I remember the dreary life I had in the alternate reality Lemoyne chose for me—not that this would be wise to elaborate on under oath—along with the phone call and the rumble. I got to the building in time to see Dr. Lute Tigner die after the fireman toted him out of the collapsed building; and I remember what I found on his body.
Considering the brief meeting I had with Alice under those circumstances—her persona was monstrously twisted after the manner of Ma Bailey or Violet Bick (or maybe both) in It’s a Wonderful Life—I can only speculate on what she saw and heard about that time, or whether she knew anything at all about the building.

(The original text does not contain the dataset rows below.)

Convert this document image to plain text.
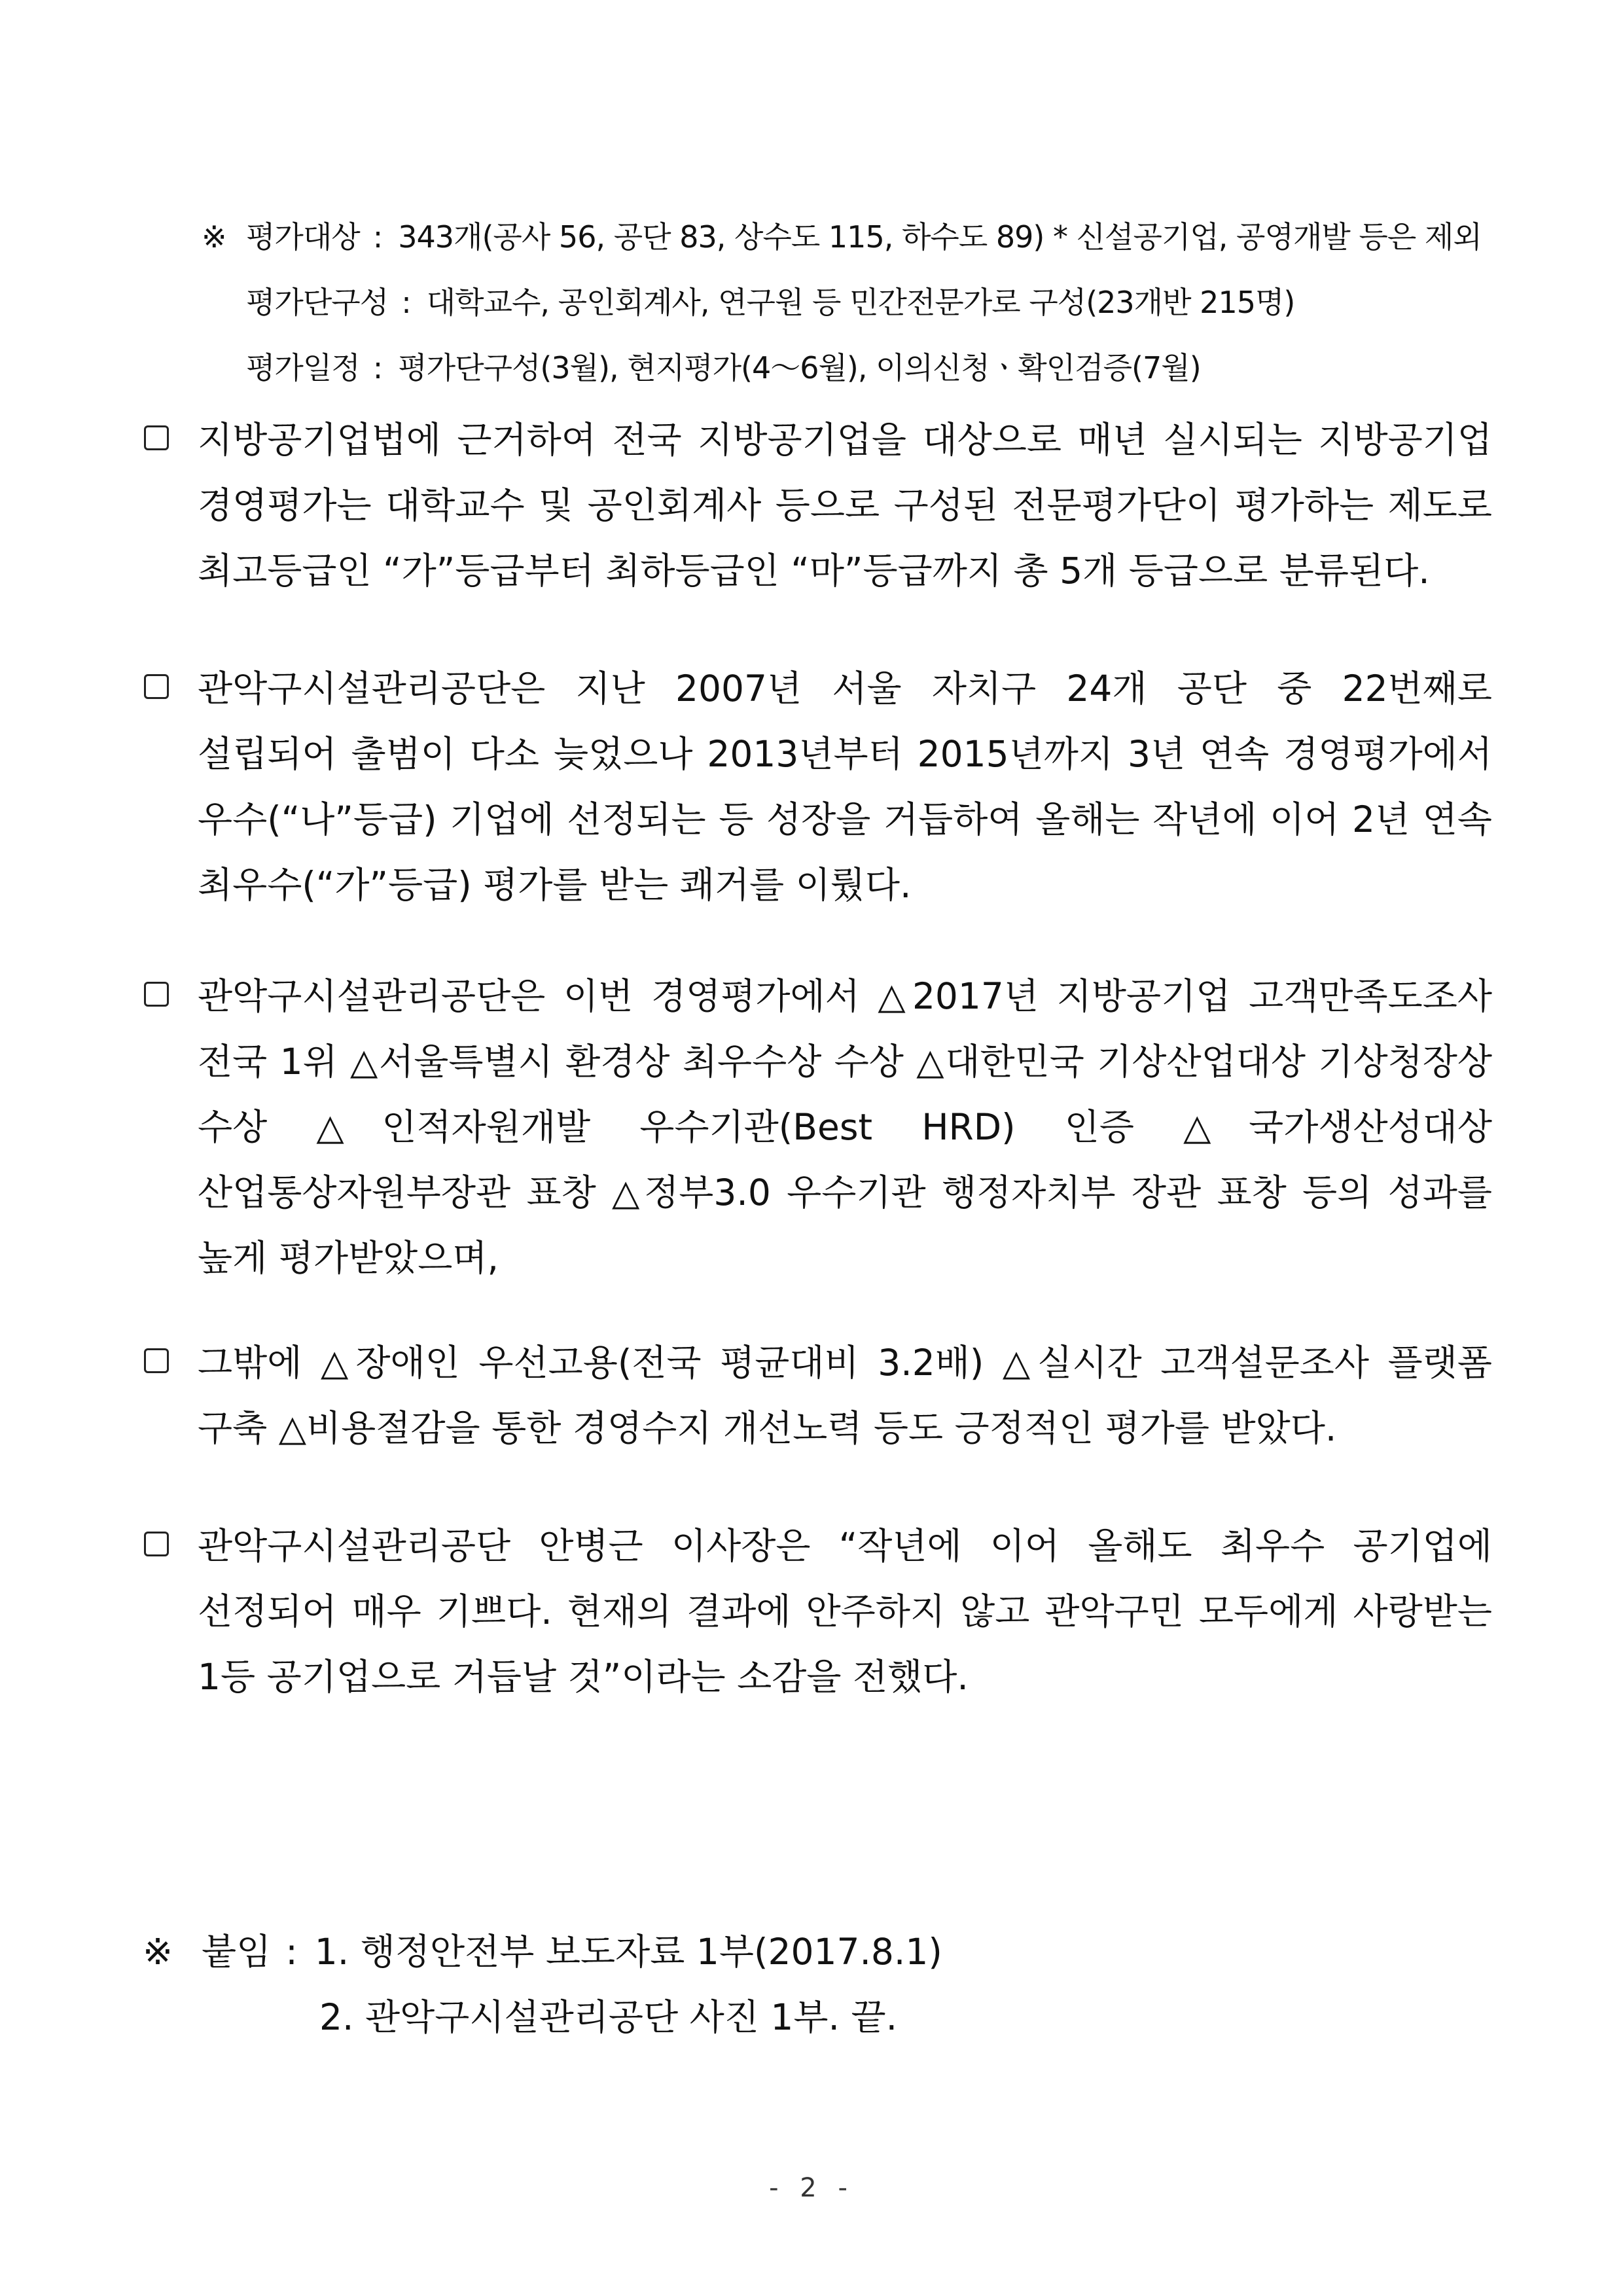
※ 평가대상 : 343개(공사 56, 공단 83, 상수도 115, 하수도 89) * 신설공기업, 공영개발 등은 제외
평가단구성 : 대학교수, 공인회계사, 연구원 등 민간전문가로 구성(23개반 215명)
평가일정 : 평가단구성(3월), 현지평가(4～6월), 이의신청ㆍ확인검증(7월)
지방공기업법에 근거하여 전국 지방공기업을 대상으로 매년 실시되는 지방공기업 경영평가는 대학교수 및 공인회계사 등으로 구성된 전문평가단이 평가하는 제도로 최고등급인 “가”등급부터 최하등급인 “마”등급까지 총 5개 등급으로 분류된다.
관악구시설관리공단은 지난 2007년 서울 자치구 24개 공단 중 22번째로 설립되어 출범이 다소 늦었으나 2013년부터 2015년까지 3년 연속 경영평가에서 우수(“나”등급) 기업에 선정되는 등 성장을 거듭하여 올해는 작년에 이어 2년 연속 최우수(“가”등급) 평가를 받는 쾌거를 이뤘다.
관악구시설관리공단은 이번 경영평가에서 △2017년 지방공기업 고객만족도조사 전국 1위 △서울특별시 환경상 최우수상 수상 △대한민국 기상산업대상 기상청장상 수상 △인적자원개발 우수기관(Best HRD) 인증 △국가생산성대상 산업통상자원부장관 표창 △정부3.0 우수기관 행정자치부 장관 표창 등의 성과를 높게 평가받았으며,
그밖에 △장애인 우선고용(전국 평균대비 3.2배) △실시간 고객설문조사 플랫폼 구축 △비용절감을 통한 경영수지 개선노력 등도 긍정적인 평가를 받았다.
관악구시설관리공단 안병근 이사장은 “작년에 이어 올해도 최우수 공기업에 선정되어 매우 기쁘다. 현재의 결과에 안주하지 않고 관악구민 모두에게 사랑받는 1등 공기업으로 거듭날 것”이라는 소감을 전했다.
※ 붙임 : 1. 행정안전부 보도자료 1부(2017.8.1)
2. 관악구시설관리공단 사진 1부. 끝.
- 2 -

Now Pete and Loora appear, and Roman Merriwether and Ed Fukushima join them. Ed meets separately with Alice, Mary Blonda, and Louise Brown, while Loora and Merriwether call me into a side room.
“We just thought of this,” says Loora. “Do you remember what happened after you left that first ingot with us?”
“Yes,” I say. “Dawn Korey stole it, along with Ed’s van.”
“Not only that,” says Merriwether, “But the bits with your cell phone and tools weren’t a coincidence—they happened because of that curse. You had removed the ingot from its storeroom, and the demons caused the near-frame-up with the tools and cell phone.”
“It sounds as though they were mistaken about what we were doing,” I say.
“That’s about it,” says Loora. “They finally caught on that you and Alice now owned the ingot—they are slow learners.”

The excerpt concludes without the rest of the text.